Au-delà des choix, c'est la personnalité de votre héros toute entière qu'il vous faudra définir. Alexios/Kassandra peut se révéler bon et généreux comme froid et agressif, libre à vous de dessiner un protagoniste radicalement différent d'une partie à l'autre. Comportez-vous en bien ou en mal et le monde vous répondra, certaines options de dialogues et certaines fins du jeu n'étant accessibles qu'après des choix bien particuliers.
Ce nouveau système de dialogue à choix multiples dote Odyssey de 30 heures de dialogues contre en moyenne 1h30 pour les épisodes précédents. Un chiffre qui illustre le virage de la série dans la façon dont elle raconte une histoire.
Héraclès, sors de ce corps.
Les compétences sont des attaques spéciales qui s'utilisent pendant les combats. Du coup de pied qui projette en arrière à la charge qui traverse tous les ennemis, ce que ces mouvements retirent en réalisme aux affrontements, ils le rendent en dynamisme et en variété. Mixez une compétence qui repousse en arrière et les bonnes vieilles lois de la gravité pour envoyer dans le vide cet adversaire puissant qui aurait nécessité de longues minutes de combats à la loyale, l'attraction terrestre fera le reste.
Utiliser ces compétences taxe votre jauge d'adrénaline qui se remplira en réussissant parades et coups ordinaires.

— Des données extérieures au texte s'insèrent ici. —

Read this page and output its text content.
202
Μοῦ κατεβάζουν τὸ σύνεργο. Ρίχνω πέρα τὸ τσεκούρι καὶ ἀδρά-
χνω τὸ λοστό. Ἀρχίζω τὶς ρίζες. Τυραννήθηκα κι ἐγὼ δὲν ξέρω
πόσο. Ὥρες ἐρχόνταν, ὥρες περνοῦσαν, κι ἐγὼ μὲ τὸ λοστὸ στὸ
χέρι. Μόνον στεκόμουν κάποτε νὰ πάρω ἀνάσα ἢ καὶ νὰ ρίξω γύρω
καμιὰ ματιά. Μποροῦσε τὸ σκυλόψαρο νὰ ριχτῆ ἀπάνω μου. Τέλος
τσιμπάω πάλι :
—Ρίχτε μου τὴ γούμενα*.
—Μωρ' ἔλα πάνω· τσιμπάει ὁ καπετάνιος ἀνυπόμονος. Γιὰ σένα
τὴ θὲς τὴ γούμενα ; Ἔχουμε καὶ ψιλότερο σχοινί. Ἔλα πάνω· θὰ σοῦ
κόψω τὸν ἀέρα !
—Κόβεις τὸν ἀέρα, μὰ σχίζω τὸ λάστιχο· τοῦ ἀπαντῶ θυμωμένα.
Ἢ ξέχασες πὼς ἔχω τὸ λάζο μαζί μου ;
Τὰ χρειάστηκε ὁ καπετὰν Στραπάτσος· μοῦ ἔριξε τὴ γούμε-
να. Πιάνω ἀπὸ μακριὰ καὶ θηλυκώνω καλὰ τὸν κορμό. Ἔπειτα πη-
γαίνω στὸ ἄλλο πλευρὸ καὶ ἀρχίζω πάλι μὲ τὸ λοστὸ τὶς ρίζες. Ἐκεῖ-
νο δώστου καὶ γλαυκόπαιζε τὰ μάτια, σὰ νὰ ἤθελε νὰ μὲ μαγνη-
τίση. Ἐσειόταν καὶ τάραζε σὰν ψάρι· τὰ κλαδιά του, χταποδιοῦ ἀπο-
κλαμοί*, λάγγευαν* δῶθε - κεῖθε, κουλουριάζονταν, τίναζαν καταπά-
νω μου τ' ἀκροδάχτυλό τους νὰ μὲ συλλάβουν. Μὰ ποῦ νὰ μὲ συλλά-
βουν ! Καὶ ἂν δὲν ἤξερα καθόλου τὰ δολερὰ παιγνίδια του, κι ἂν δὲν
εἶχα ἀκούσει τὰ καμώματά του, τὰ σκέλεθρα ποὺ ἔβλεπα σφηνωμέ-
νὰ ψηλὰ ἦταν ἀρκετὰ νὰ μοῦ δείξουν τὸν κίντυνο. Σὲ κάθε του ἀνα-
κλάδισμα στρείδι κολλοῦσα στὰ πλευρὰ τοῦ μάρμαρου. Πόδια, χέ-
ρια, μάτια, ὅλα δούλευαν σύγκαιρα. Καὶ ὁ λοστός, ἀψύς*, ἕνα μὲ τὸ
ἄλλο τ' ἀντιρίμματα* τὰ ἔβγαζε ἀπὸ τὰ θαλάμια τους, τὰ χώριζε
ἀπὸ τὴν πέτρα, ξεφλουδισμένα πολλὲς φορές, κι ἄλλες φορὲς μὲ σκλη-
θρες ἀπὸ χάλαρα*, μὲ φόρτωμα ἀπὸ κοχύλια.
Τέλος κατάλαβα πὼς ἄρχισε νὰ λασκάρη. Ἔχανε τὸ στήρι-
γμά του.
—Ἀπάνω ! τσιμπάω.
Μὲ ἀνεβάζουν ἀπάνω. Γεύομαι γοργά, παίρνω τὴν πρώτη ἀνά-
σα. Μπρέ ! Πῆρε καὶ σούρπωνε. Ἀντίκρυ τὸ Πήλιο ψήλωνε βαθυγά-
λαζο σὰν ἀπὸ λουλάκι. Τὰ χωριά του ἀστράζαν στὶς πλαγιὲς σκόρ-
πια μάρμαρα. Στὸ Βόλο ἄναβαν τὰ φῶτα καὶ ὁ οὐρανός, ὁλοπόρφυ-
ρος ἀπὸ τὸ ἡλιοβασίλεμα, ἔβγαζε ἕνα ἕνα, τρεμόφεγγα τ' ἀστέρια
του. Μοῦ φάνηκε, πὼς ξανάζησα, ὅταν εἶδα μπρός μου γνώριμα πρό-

On en profitera pour signaler la disparition du bouclier d'Origins, il faudra maintenant réussir une esquive ou une parade lorsqu'un coup arrive. Ce changement rend les combats un peu plus exigeants et surtout moins statiques, un changement bienvenu donc.
Mercenaire sur terre et mer
"Mercenaire" (Misthios dans le jeu) n'aurait pu être que le nom par lequel notre protagoniste se fait interpeller par la moitié du Péloponnèse. Mais Ubisoft Québec a poussé le concept un peu plus loin.
Une liste d'une trentaine de mercenaires, classés du plus faible au plus redoutable, est consultable à tout instant pendant la partie. Les hommes et les femmes cités sur cette dernière sont trouvables en temps réel sur la carte et l'un d'entre eux est particulièrement simple à localiser, puisqu'il s'agit de vous ! Dès vos premiers instants dans le jeu, votre niveau, votre équipement et vos résultats contre les autres mercenaires seront évalués pour vous classer sur la liste.
Grimper les échelons signifie acheter son équipement moins cher mais également être une cible plus alléchante. En tant que personnage public, toute mauvaise action (vol, meurtre de gardes, etc) va inciter les individus les plus riches de la région à mettre une prime sur votre tête. Et qui va venir tenter de vous faire la peau pour obtenir cette prime ? Les autres membres de la liste pardi.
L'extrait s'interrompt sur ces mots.